Last night was awful! It is really depressing to walk into the bedroom and see the bed made, lamps on and remember that you'll be sleeping alone tonight...and every night for a long time. I guess I can say I was lucky that I didn't spend too much time in bed. Avery absolutely didn't want to go to bed. She was behaving strangely. She ended up getting naked and asking to use the potty four times. The fifth time she didn't potty in the potty chair-- so I thought it was a game. I quit getting her out...big mistake. She peed twice in the bed after getting naked. Keep in mind here-- I'm putting her clothes back on every single time. The sixth time (at midnight) I finally left her naked in her crib. I realized she may pee or poo in her bed and have to sleep in it but I felt like this game could have gone on all night. I tried everything-- snap diapers, difficult to remove clothes and almost used a safety pin to keep a zipper from going down but I was afraid she'd figure out how to open it and hurt herself. While this fiasco was going on from 7:30pm until midnight-- Ainsley was crying. I would tend to her-- go re-dress Avery and change the bedding..back and forth back and forth. At 2am Ainsley finally went to sleep...woke at 4 and went back to sleep at 6..but Avery woke up at 6. This was exhausting and I cried almost the entire time. I felt terrible for Avery because she kept saying "remember Daddy" as if he had been gone a long time.

Anyway-- today wasn't much better but whatever. Every day is going to be the same-- stressful and tiring. I tried to determine what I would do on Mondays-- I was going to scrub the bathrooms but I'm so tired I don't care. Maybe next Monday I'll clean the bathrooms. I did manage to create a craft for Avery. I printed Santa coloring pages. I let her color one. Maybe tomorrow we'll glue on cotton balls for his beard. I figured she'd enjoy dipping the ball into glue and sticking it on his beard. She is coloring inside the lines these days so I thought this would be a step up.

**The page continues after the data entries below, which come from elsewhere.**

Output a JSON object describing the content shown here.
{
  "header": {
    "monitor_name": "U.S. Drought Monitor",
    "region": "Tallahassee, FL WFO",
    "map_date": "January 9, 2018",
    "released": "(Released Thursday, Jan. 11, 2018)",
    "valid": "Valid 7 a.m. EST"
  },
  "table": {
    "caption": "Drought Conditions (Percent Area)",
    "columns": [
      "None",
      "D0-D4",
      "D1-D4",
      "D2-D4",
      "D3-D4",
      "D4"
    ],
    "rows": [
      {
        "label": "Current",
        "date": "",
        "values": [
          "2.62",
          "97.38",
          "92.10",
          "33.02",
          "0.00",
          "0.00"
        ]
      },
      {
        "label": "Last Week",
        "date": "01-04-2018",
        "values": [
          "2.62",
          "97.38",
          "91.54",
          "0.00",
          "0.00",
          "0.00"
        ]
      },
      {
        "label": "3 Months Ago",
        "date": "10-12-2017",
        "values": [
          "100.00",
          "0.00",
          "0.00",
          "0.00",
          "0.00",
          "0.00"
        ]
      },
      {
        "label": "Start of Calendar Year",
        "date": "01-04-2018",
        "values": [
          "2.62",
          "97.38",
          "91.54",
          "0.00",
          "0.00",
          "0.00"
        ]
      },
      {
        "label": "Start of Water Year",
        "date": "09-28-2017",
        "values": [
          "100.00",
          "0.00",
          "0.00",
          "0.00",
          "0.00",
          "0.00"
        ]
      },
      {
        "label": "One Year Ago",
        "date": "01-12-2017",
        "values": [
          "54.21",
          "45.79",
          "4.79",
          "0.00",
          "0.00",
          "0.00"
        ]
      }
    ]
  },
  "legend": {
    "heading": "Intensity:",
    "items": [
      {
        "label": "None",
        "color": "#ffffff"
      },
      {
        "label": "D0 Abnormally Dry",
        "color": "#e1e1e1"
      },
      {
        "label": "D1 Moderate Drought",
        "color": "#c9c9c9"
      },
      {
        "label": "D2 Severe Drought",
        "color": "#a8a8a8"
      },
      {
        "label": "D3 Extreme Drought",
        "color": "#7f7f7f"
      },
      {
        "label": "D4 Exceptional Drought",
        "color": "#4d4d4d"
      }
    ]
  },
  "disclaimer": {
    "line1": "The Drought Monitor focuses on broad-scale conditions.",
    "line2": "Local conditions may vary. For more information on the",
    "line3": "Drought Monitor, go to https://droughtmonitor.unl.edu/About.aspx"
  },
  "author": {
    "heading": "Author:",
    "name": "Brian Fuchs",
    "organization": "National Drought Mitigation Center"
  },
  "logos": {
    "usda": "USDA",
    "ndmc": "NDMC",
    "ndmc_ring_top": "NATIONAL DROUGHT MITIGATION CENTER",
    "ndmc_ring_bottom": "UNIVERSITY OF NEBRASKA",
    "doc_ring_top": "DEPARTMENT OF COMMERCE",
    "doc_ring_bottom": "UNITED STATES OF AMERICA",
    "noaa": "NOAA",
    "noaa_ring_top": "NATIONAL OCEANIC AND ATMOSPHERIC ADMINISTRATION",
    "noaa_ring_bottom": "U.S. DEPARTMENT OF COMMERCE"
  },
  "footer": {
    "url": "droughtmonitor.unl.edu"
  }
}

Stephen is about to arrive on base in North Carolina in the next hour. When he sent me that message I felt like this situation was "for real"...as if it wasn't real last night..or maybe he would turn around and come home. Ugh.

Friday, November 19, 2010

Stop the Count Down!

Ugh, 10 days until Stephen leaves for North Carolina. I'm trying hard not to count the days but its impossible. There are so many reasons why I feel anxiety about him leaving. First, handling a newborn with a super busy 23 month-old is really hard when you are sleep-deprived and not quite healed up enough to leave the house. Second, when he was gone for two weeks Avery was not happy by the middle of the second week so I have no idea how she is going to handle this extended absence. Third, how will this affect our marriage? How does it affect the marriage of other military families? It seems so weird to just take a break from being together for a year and expect things to be OK. Fourth, I have a serious case of baby blues and cry about everything and nothing so it makes me feel even more sad and anxious about Stephen leaving. Fifth, the holidays and winter are right around the corner and we already spend those times alone...to not have Stephen here will just make it worse. There are a lot of silly things that upset me-- I don't want to decorate for Christmas because I think it will just make my life more difficult keeping Avery out of things-- but I also don't want to skip decorating when she's finally old enough to maybe like it. PLUS we have relisted our house for sale and I just think the decorations will make it cluttered-- especially the tree!

Speaking of the house-- we dropped the price $44,000...SERIOUSLY! If someone doesn't buy it for this price then its never going to sell. Even though the market has pretty much tanked around here, the house is still valued at $218,000 so selling it for $174,900 is a steal. Know anyone? :)

Before Ainsley was born I was pretty sure I could make it being alone but right now...I'm certain I can't. Maybe things will change when I'm not in pain and when I don't almost faint every time I stand up due to some deficiency, including iron, from all the blood lost during Ainsley's birth. I don't know how other people do it. I hope I can look back in a year and feel good about surviving... for now I have a lot of guilt because I have resorted to letting Avery watch TV in the morning for 1.5 hours while I eat and shower and try to clean up a little bit.